The state-of-the-art Hadoop Map-Reduce framework cannot deal with stream data applications, as it requires the data to be initially stored in a distributed file system in order to process them. To better cope with the above-mentioned requirements, several systems have been introduced for stream data processing such as Flink  [38], Spark  [43], Storm  [44], and Google MillWheel  [46]. These systems keep computation in memory to decrease latency, and preserve scalability by using data-partitioning or dividing the streams into a set of deterministic batch computations.

However, they are designed to work in dedicated environments and they do not consider the performance variability (i.e., network, I/O, etc.) caused by resource contention in the cloud. This variability may in turn cause high and unpredictable latency when output streams are transmitted to further analysis. Moreover, they overlook the dynamic nature of data streams and the volatility in their computation requirements. Finally, they still address failures in a best-effort manner.

Our objective is to investigate new approaches for reliable, stream Big Data processing on clouds. We will explore new mechanisms that expose resource heterogeneity (observed variability in resource utilization at runtime) when scheduling stream data applications. We will also investigate how to adapt to node failures automatically, and to adapt the failure handling techniques to the characteristics of the running application and to the root cause of failures.

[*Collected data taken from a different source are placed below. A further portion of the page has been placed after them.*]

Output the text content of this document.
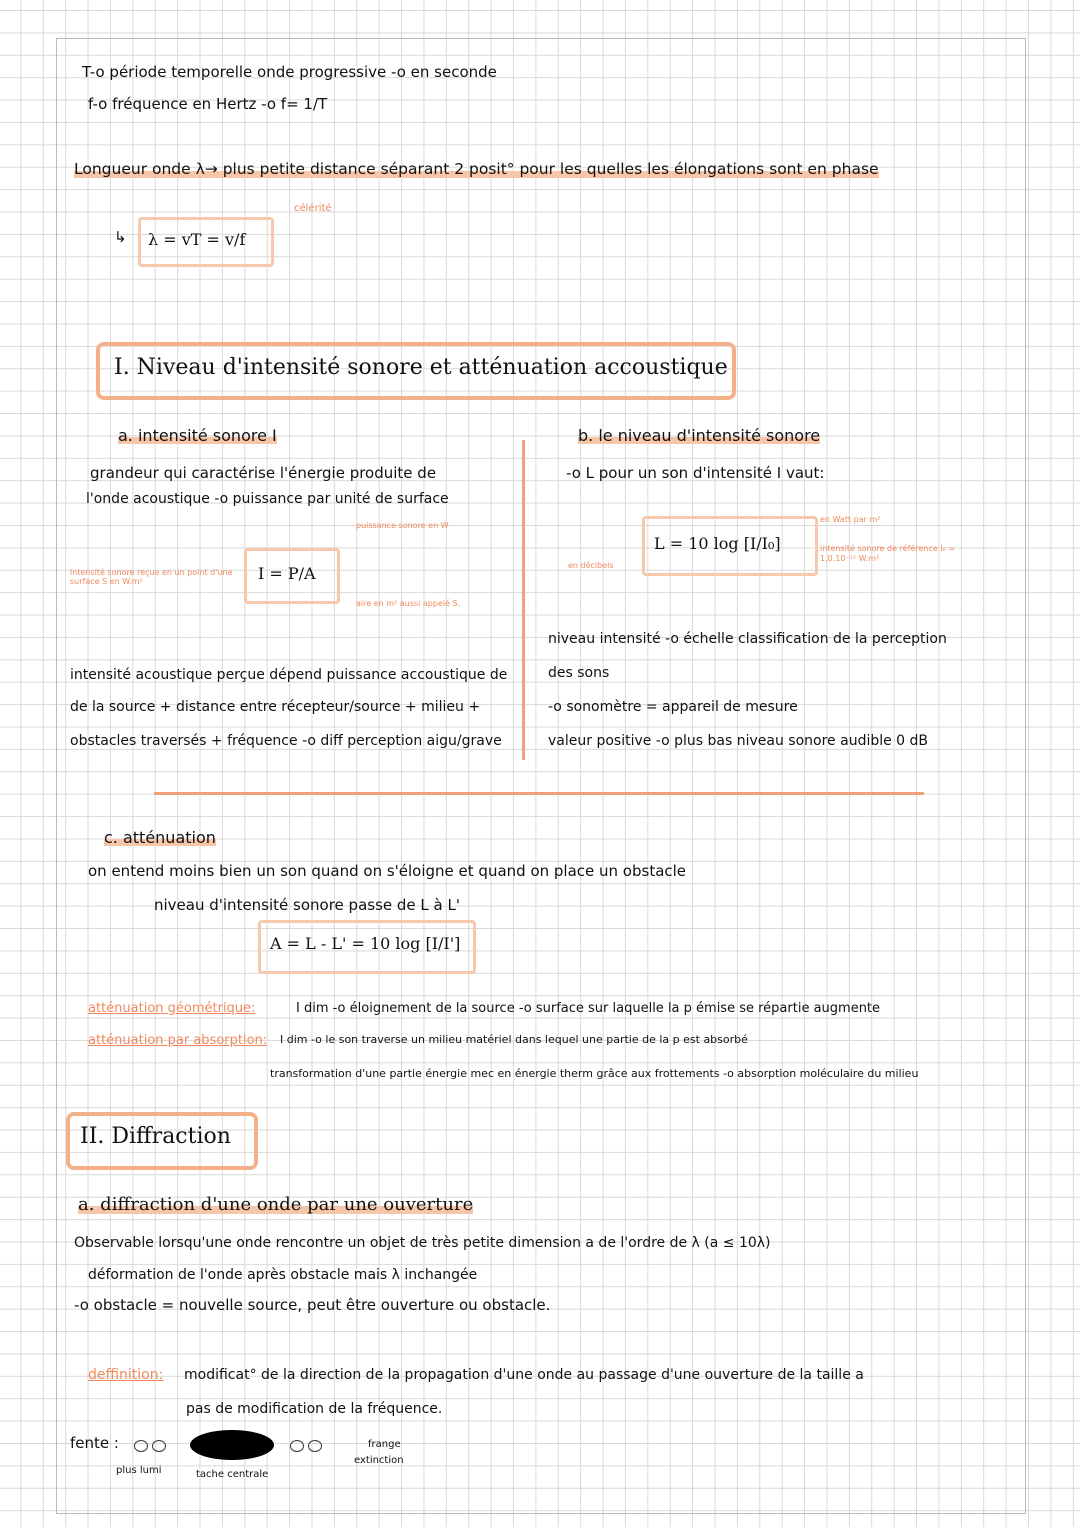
T-o période temporelle onde progressive -o en seconde
f-o fréquence en Hertz -o f= 1/T
Longueur onde λ→ plus petite distance séparant 2 posit° pour les quelles les élongations sont en phase
célérité
↳ λ = vT = v/f
I. Niveau d'intensité sonore et atténuation accoustique
a. intensité sonore I
grandeur qui caractérise l'énergie produite de
l'onde acoustique -o puissance par unité de surface
I = P/A
puissance sonore en W
intensité sonore reçue en un point d'une surface S en W.m²
aire en m² aussi appelé S.
intensité acoustique perçue dépend puissance accoustique de
de la source + distance entre récepteur/source + milieu +
obstacles traversés + fréquence -o diff perception aigu/grave
b. le niveau d'intensité sonore
-o L pour un son d'intensité I vaut:
L = 10 log [I/I₀]
en décibels
en Watt par m²
intensité sonore de référence I₀ = 1,0.10⁻¹² W.m²
niveau intensité -o échelle classification de la perception
des sons
-o sonomètre = appareil de mesure
valeur positive -o plus bas niveau sonore audible 0 dB
c. atténuation
on entend moins bien un son quand on s'éloigne et quand on place un obstacle
niveau d'intensité sonore passe de L à L'
A = L - L' = 10 log [I/I']
atténuation géométrique:	I dim -o éloignement de la source -o surface sur laquelle la p émise se répartie augmente
atténuation par absorption: I dim -o le son traverse un milieu matériel dans lequel une partie de la p est absorbé
transformation d'une partie énergie mec en énergie therm grâce aux frottements -o absorption moléculaire du milieu
II. Diffraction
a. diffraction d'une onde par une ouverture
Observable lorsqu'une onde rencontre un objet de très petite dimension a de l'ordre de λ (a ≤ 10λ)
déformation de l'onde après obstacle mais λ inchangée
-o obstacle = nouvelle source, peut être ouverture ou obstacle.
deffinition: modificat° de la direction de la propagation d'une onde au passage d'une ouverture de la taille a
pas de modification de la fréquence.
fente :
plus lumi	tache centrale
frange
extinction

Efficient Edge, Cloud and hybrid Edge/Cloud data processing

Today, we are approaching an important technological milestone: applications are generating huge amounts of data and are demanding low-latency responses to their requests. Mobile computing and Internet of Things (IoT) applications are good illustrations of such scenarios. Using only Cloud computing for such scenarios is challenging. Firstly, Cloud resources are most of the time accessed through Internet, hence, data are sent across high-latency wide area networks, which may degrade the performance of applications. Secondly, it may be impossible to send data to the Cloud due to data regulations, national security laws or simply because an Internet connection is not available. Finally, data transmission costs (e.g., Cloud provider fees, carrier costs) could make a business solution impractical.

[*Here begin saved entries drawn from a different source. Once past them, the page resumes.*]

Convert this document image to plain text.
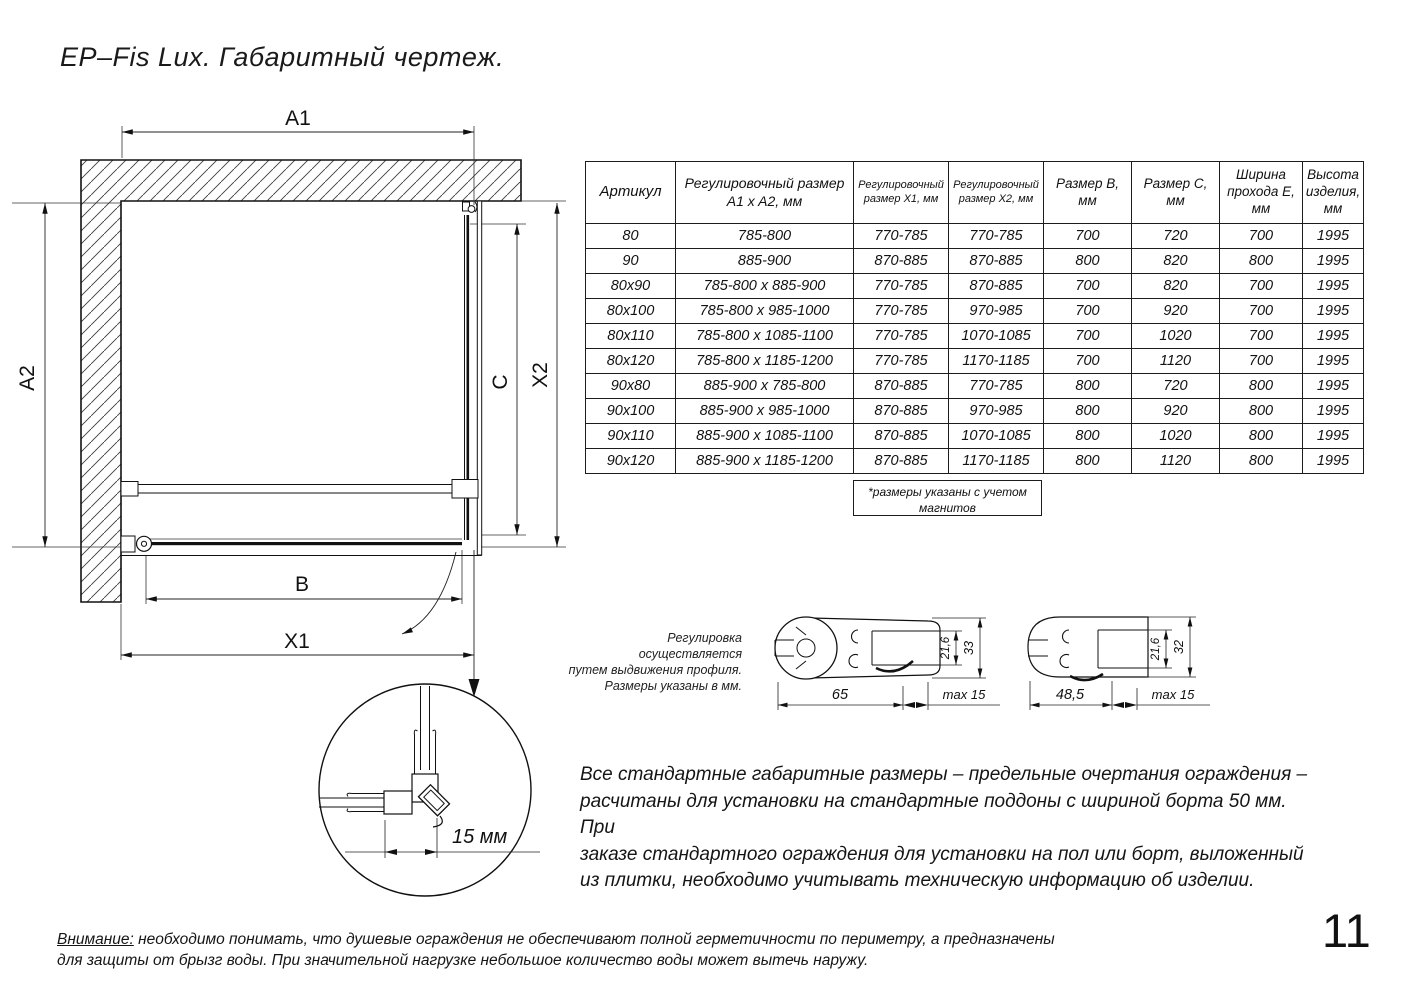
EP–Fis Lux. Габаритный чертеж.
A1
A2	X2
C
B
X1
15 мм
Артикул	Регулировочный размер A1 x A2, мм	Регулировочный размер X1, мм	Регулировочный размер X2, мм	Размер B, мм	Размер C, мм	Ширина прохода E, мм	Высота изделия, мм
80	785-800	770-785	770-785	700	720	700	1995
90	885-900	870-885	870-885	800	820	800	1995
80x90	785-800 x 885-900	770-785	870-885	700	820	700	1995
80x100	785-800 x 985-1000	770-785	970-985	700	920	700	1995
80x110	785-800 x 1085-1100	770-785	1070-1085	700	1020	700	1995
80x120	785-800 x 1185-1200	770-785	1170-1185	700	1120	700	1995
90x80	885-900 x 785-800	870-885	770-785	800	720	800	1995
90x100	885-900 x 985-1000	870-885	970-985	800	920	800	1995
90x110	885-900 x 1085-1100	870-885	1070-1085	800	1020	800	1995
90x120	885-900 x 1185-1200	870-885	1170-1185	800	1120	800	1995
*размеры указаны с учетом
магнитов
Регулировка осуществляется
путем выдвижения профиля.
Размеры указаны в мм.
21,6 33
65	max 15
21,6 32
48,5	max 15
Все стандартные габаритные размеры – предельные очертания ограждения –
расчитаны для установки на стандартные поддоны с шириной борта 50 мм. При
заказе стандартного ограждения для установки на пол или борт, выложенный
из плитки, необходимо учитывать техническую информацию об изделии.
Внимание: необходимо понимать, что душевые ограждения не обеспечивают полной герметичности по периметру, а предназначены
для защиты от брызг воды. При значительной нагрузке небольшое количество воды может вытечь наружу.
11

Edge computing is a new paradigm which aims to address some of these issues. The key idea is to leverage computing and storage resources at the “edge” of the network, i.e., on processing units located close to the data sources. This allows applications to outsource task execution from the main (Cloud) processing data centers to the edge. The development of Edge computing was accelerated by the recent emergence of stream processing, a new model for handling continuous flows of data in real-time, as opposed to batch processing, which typically processes bounded datasets offline.

However, Edge computing is not a silver bullet. Besides being a new concept not fully established in the community, issues like node volatility, limited processing power, high latency between nodes, fault tolerance and data degradation may impact applications depending on the characteristics of the infrastructure. An important question raised in this context is “how close is physically close enough?”. In other words, how much can one improve (or degrade) the performance of an application by performing computation closer to the data sources?

Our objective is to try to answer precisely this question. We are interested in understanding the conditions that enable the usage of Edge or Cloud computing to reduce the time to results and the associated costs. While some state-of- the-art approaches advocate either "100% Cloud” or “100% Edge” solutions, the relative efficiency of a method over the other may vary. Intuitively, it depends on many parameters, including network technology, hardware characteristics, volume of data or computing power, processing framework configuration and application requirements, to cite a few. We plan to study their impact on the overall application performance.